Photo: WIkimedia Commons /

Older women who take dietary supplements with high doses of vitamins B6 and B12 have a higher risk of hip fracture, according to a new US study.

While some previous research has linked both of these vitamins to a reduced risk of cardiovascular disease, the results have been mixed, and some work has also linked B6 and B12 to fractures in the elderly, the authors note in the JAMA Network Open.

According to current US dietary guidelines, women over 50 should get 1.5 milligrams of B6 per day, and girls and women ages 14 and older should get 2.4 micrograms (one thousandth of a milligram) of vitamin B12.

In the new study, researchers followed 76,000 American nurses for an average of 21 years, conducting dietary surveys every four years. Nearly all women consumed more vitamins B6 and B12 from foods and supplements than recommended. About 2,300 of them suffered hip fractures during the study, with half under the age of 76.
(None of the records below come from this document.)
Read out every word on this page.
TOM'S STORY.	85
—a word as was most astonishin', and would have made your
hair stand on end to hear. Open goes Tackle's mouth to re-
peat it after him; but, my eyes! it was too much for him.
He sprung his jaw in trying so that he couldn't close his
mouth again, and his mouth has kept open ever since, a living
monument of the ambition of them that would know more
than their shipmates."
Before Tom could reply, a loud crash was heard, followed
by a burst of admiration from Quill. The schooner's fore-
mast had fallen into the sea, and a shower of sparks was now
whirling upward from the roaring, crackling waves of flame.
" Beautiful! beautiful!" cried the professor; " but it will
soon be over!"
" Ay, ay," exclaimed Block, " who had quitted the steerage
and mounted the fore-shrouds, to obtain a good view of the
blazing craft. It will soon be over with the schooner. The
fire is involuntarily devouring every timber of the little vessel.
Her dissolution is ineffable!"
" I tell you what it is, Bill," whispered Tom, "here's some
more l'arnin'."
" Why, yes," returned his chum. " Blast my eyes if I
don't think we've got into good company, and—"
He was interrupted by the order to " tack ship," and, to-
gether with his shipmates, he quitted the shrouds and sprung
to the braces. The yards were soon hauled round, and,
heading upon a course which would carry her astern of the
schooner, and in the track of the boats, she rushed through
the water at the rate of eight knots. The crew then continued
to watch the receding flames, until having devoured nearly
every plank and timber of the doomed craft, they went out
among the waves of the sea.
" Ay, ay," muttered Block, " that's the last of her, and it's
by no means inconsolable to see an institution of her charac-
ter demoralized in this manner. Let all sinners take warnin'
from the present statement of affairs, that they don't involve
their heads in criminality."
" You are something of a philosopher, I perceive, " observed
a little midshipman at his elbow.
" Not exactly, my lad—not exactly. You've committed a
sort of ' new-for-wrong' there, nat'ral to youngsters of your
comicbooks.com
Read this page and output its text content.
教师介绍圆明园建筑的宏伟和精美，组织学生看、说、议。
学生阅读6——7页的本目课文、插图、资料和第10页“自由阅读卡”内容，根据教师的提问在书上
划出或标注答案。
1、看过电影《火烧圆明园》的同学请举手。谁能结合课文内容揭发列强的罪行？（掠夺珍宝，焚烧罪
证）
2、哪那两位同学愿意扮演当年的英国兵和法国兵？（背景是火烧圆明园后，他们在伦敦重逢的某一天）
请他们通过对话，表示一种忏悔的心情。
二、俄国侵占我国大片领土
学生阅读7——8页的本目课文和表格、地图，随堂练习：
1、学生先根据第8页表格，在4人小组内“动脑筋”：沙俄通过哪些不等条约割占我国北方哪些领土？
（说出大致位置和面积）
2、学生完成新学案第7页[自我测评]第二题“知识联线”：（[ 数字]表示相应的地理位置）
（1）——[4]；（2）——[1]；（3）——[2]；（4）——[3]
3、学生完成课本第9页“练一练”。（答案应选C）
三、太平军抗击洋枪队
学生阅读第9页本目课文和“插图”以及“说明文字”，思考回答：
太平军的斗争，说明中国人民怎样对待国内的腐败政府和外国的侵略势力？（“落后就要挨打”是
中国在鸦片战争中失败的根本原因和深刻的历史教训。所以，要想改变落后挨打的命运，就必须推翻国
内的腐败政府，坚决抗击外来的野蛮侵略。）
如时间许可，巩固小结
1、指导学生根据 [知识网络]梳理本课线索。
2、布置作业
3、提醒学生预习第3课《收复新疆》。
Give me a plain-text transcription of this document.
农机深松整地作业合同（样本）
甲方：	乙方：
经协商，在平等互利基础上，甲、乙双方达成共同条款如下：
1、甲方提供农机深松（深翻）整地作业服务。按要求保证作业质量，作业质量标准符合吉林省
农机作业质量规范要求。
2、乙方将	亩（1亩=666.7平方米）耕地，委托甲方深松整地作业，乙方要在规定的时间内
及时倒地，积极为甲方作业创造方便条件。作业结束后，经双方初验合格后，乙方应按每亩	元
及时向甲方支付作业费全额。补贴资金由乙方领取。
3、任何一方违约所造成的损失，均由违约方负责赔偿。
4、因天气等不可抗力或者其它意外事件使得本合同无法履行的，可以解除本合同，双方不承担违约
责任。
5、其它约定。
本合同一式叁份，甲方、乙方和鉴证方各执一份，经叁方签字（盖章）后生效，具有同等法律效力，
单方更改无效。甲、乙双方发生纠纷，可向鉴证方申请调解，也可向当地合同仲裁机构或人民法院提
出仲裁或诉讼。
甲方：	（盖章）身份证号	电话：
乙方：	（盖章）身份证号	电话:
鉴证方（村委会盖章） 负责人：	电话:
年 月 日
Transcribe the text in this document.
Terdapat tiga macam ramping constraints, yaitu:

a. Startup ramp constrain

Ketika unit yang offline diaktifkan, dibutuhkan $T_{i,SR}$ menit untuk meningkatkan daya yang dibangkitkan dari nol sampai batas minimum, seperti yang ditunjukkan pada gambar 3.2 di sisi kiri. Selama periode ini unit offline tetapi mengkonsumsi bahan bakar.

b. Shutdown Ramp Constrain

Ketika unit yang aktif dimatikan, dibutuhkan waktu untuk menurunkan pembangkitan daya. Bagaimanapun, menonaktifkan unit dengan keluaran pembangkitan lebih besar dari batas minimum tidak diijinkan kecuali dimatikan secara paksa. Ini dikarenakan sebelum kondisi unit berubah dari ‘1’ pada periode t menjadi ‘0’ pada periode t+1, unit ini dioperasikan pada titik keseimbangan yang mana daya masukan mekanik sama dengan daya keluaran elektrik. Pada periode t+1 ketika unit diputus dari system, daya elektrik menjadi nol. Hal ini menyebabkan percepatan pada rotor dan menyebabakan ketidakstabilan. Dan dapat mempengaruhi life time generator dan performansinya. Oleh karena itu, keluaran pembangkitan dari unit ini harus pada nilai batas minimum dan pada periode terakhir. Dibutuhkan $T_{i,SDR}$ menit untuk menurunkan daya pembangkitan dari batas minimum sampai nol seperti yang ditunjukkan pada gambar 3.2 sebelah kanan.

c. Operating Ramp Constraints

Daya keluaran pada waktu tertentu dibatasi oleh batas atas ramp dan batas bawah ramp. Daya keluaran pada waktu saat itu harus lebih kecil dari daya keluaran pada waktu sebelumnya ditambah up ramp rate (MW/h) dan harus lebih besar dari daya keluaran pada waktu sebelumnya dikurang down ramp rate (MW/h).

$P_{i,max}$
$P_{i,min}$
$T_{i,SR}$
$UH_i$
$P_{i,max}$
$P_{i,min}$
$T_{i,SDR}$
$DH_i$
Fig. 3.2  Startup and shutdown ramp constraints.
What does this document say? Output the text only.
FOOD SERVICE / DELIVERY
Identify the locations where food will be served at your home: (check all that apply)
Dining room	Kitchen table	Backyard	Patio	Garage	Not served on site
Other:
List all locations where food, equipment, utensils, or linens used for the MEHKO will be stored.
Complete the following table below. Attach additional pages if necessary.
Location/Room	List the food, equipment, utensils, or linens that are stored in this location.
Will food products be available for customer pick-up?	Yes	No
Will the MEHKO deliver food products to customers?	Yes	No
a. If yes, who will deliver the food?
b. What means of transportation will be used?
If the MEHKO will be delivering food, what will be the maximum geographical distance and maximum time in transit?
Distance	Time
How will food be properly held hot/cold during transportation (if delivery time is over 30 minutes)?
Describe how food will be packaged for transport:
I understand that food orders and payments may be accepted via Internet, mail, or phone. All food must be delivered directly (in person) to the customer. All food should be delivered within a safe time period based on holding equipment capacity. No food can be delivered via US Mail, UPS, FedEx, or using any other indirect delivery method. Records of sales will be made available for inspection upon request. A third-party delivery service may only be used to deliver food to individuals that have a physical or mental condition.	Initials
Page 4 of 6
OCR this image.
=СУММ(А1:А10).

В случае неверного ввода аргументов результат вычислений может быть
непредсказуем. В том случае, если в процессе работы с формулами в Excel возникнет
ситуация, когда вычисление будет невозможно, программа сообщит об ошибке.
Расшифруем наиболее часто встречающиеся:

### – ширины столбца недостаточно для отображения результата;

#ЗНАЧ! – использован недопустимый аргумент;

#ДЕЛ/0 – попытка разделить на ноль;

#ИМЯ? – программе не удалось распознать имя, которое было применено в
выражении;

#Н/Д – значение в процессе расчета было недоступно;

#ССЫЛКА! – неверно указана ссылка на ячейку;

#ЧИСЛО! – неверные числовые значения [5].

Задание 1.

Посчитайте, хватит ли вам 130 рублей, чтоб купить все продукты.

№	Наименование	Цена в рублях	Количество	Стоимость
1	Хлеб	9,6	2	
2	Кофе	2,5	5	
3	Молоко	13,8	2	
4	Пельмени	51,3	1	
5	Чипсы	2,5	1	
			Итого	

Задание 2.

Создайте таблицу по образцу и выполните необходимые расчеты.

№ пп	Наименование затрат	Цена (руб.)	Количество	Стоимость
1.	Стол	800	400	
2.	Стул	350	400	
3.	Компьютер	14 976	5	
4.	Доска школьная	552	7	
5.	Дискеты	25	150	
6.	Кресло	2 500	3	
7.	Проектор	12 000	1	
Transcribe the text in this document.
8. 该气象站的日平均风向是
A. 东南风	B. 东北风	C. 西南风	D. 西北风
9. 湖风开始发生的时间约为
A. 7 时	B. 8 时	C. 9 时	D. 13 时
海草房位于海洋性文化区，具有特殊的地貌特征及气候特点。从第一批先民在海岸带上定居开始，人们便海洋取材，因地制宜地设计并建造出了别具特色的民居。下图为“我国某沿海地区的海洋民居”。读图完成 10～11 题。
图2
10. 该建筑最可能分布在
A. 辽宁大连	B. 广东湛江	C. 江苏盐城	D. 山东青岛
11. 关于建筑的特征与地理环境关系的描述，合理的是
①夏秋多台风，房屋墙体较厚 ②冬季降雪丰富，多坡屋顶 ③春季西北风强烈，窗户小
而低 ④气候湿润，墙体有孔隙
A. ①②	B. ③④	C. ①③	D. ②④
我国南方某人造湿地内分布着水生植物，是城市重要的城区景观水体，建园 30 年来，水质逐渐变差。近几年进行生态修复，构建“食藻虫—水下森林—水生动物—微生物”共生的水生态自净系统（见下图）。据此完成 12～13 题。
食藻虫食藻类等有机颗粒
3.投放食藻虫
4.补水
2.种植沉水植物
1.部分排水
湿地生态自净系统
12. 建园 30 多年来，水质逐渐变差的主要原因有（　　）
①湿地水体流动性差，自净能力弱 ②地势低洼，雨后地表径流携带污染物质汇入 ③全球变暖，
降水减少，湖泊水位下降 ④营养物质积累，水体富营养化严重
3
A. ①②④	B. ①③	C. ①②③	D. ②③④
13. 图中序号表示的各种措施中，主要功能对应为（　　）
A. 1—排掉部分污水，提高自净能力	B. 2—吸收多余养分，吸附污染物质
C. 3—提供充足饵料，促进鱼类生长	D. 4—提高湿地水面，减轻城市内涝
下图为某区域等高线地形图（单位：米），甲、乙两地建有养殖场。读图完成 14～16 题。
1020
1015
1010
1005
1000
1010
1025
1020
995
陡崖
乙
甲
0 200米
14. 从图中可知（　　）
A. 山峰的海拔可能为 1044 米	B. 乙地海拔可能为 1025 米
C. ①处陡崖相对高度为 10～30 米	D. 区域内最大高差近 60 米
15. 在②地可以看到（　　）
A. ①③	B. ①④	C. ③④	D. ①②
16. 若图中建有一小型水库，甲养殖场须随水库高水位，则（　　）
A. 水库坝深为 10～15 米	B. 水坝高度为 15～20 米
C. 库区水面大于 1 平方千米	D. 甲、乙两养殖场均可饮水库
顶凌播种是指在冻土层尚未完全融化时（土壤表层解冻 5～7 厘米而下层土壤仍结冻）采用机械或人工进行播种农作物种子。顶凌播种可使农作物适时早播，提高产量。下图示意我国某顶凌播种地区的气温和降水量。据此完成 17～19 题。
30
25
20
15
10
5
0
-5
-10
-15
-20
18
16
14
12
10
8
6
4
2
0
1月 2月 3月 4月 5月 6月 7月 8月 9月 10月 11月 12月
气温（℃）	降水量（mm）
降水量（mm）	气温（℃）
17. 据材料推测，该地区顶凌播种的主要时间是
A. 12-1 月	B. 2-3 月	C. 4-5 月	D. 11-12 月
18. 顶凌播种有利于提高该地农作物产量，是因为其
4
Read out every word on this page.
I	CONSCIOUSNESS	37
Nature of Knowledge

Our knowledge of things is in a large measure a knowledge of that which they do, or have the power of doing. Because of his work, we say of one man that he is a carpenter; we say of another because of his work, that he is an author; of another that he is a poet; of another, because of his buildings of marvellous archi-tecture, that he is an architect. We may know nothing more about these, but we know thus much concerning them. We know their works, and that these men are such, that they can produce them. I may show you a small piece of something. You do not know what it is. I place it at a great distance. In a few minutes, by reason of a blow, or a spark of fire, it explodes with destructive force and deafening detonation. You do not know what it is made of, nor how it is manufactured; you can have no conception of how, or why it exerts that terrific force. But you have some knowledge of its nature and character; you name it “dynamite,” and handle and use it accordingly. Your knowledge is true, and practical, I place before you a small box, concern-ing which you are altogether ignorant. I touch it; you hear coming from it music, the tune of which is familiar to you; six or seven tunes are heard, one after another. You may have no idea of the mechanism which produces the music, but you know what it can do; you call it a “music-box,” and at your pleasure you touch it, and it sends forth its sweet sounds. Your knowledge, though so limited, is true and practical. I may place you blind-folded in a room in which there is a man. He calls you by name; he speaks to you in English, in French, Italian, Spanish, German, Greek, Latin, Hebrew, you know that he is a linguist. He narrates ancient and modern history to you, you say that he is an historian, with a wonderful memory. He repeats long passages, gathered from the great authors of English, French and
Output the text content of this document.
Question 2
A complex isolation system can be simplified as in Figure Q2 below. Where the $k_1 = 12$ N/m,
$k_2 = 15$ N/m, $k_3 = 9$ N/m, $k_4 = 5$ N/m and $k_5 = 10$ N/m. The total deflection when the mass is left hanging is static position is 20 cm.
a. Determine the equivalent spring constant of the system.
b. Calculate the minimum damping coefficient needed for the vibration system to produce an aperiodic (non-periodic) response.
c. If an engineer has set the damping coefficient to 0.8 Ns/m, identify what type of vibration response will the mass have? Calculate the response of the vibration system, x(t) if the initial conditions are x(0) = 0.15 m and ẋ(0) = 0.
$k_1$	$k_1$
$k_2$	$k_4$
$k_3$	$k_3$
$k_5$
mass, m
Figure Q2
Compared to the women who had the lowest intake of both vitamins, the women who consumed the most (at least 35 mg B6 and 20 mcg B12) had a 47% higher risk of hip fracture. Half of the women in the study took at least 3.6 mg of B6 and 12.1 mcg of B12 daily.

“Many people take vitamin supplements without clear directions, and high-dose supplements of these vitamins are readily available in pharmacies and on the Internet,” says study lead author Dr. Haakon Meyer of the University of Oslo, Norway, stressing that high doses of vitamins can have unexpected side effects.

Vitamin B6 helps the body maintain a healthy metabolism and immune system. It is found in a variety of foods, including meat, fish, peas, potatoes, and other vegetables. B12 helps the body produce red blood cells and is found in shellfish, fish, meat, eggs, and dairy products.

However, it is possible that the study group of women (mostly white middle-class women) does not reflect the overall picture. Experts advise, therefore, to consult a doctor before taking vitamin supplements and only take them if there is a deficiency of these vitamins.